Author: C.J. Anaya
Genre: Contemporary romance
Six years ago, Midge Knightly walked away from her trust fund, her Hollywood producer father, and the expectation that she would join the family business. Avoiding handsome playboys with hidden agendas was just an added bonus. Now one semester shy of graduation, she is shocked to discover her scholarship has lost its funding.
Her estranged father is having problems of his own. A contestant on his latest reality TV series has cancelled two months before shooting.
Midge gets her trust fund back if she stands in as a potential marriage candidate for the dating series Marry Your Billionaire. Twenty women competing for one arrogant guy. Not Midge’s cup of tea. Agreeing to this proposition sucks her back into the world she happily broke ties from, but no trust fund equals no college degree.

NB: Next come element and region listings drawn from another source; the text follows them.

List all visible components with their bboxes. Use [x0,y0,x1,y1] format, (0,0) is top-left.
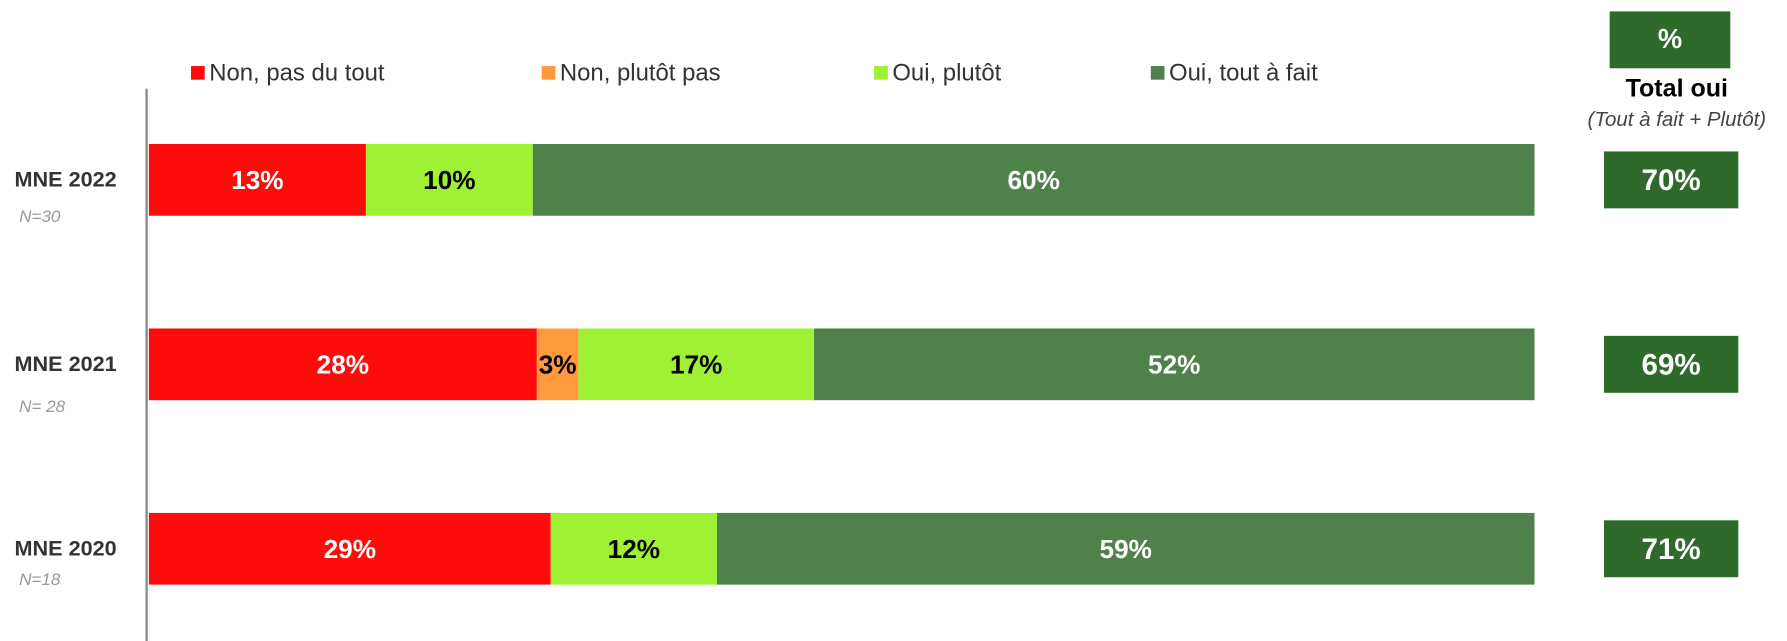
value-label: 28% [317,350,369,380]
value-label: 10% [423,165,475,195]
totals-subtitle: (Tout à fait + Plutôt) [1588,108,1767,131]
value-label: 52% [1148,350,1200,380]
value-label: 59% [1100,534,1152,564]
legend-swatch [874,66,888,80]
total-box [1603,151,1739,209]
legend-label: Non, pas du tout [209,59,385,86]
bar-segment [148,328,537,401]
category-note: N=30 [19,207,61,226]
bar-segment [578,328,814,401]
value-label: 13% [231,165,283,195]
legend-swatch [541,66,556,80]
bar-segment [532,144,1535,216]
bar-segment [365,144,533,216]
legend-swatch [191,66,205,80]
bar-segment [813,328,1535,401]
total-label: 69% [1642,348,1701,381]
value-label: 17% [670,350,722,380]
totals-header-box [1609,11,1731,69]
value-label: 60% [1007,165,1059,195]
category-label: MNE 2022 [15,167,117,192]
legend-label: Oui, tout à fait [1169,59,1318,86]
bar-segment [716,512,1535,585]
legend-label: Non, plutôt pas [560,59,721,86]
bar-segment [550,512,717,585]
total-box [1603,520,1739,578]
value-label: 12% [608,534,660,564]
legend-swatch [1150,66,1165,80]
totals-header: % [1658,23,1682,54]
bar-segment [148,144,366,216]
bar-segment [148,512,551,585]
total-box [1603,335,1739,393]
totals-title: Total oui [1626,75,1728,103]
category-note: N=18 [19,570,61,589]
value-label: 3% [539,350,577,380]
category-label: MNE 2021 [15,351,117,376]
legend-label: Oui, plutôt [892,59,1001,86]
category-label: MNE 2020 [15,536,117,561]
total-label: 71% [1642,533,1701,566]
total-label: 70% [1642,164,1701,197]
bar-segment [536,328,579,401]
value-label: 29% [324,534,376,564]
category-note: N= 28 [19,397,66,416]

Brody Prescott, CEO and owner of an online dating company, has recently been pegged as a heartless playboy-among other things-by a disgruntled female after a disappointing date.
Become the first bachelor on Marry Your Billionaire and hope that one of the contestants holds some potential. So what is he supposed to do when the woman who intrigues him the most wants to be eliminated?
Marry Your Billionaire is a fun, romantic romp set against the backdrop of reality TV. Throw on your PJ’s, grab some chocolate and popcorn, and settle in for an entertaining love story.
I won an eARC of this book through a giveaway a month or so back (I honestly don’t remember) and finally go around to reading it.
Madelyn “Midge” Knightly is a quirky character with quite some determination to have her way. She’s a girl who likes hiding behind big frames, avoiding social gatherings and spotlights, has a strained relationship with her director father and is an aspiring author.
Brody Prescott is the CEO of an online dating company and is out to repair his image in the society after a stunt pulled by his ex-girlfriend which dragged his company down. He’s charming, supportive, caring and is basically the whole package.
I didn’t find any element surprising or different in the story. It was a normal contemporary romance. Now that I’m done reading it, as I look back, I don’t come up with much depth in character or feelings in the story. It was all on the surface and sticking to the theme.
The book is good for when you want a light romance read—not too heavy with issues or sexual attraction, without much problem and confusion, without tragedy and deep sadness. What you read in the synopsis is exactly what you get and it’s all pretty light.
I read a bit a long time back, and continued again waay later. I didn’t have any problem continuing without rereading the previous parts because the story is pretty simple.
It’s a good book, but I don’t think I would go out and buy it for keeps, if given the choice.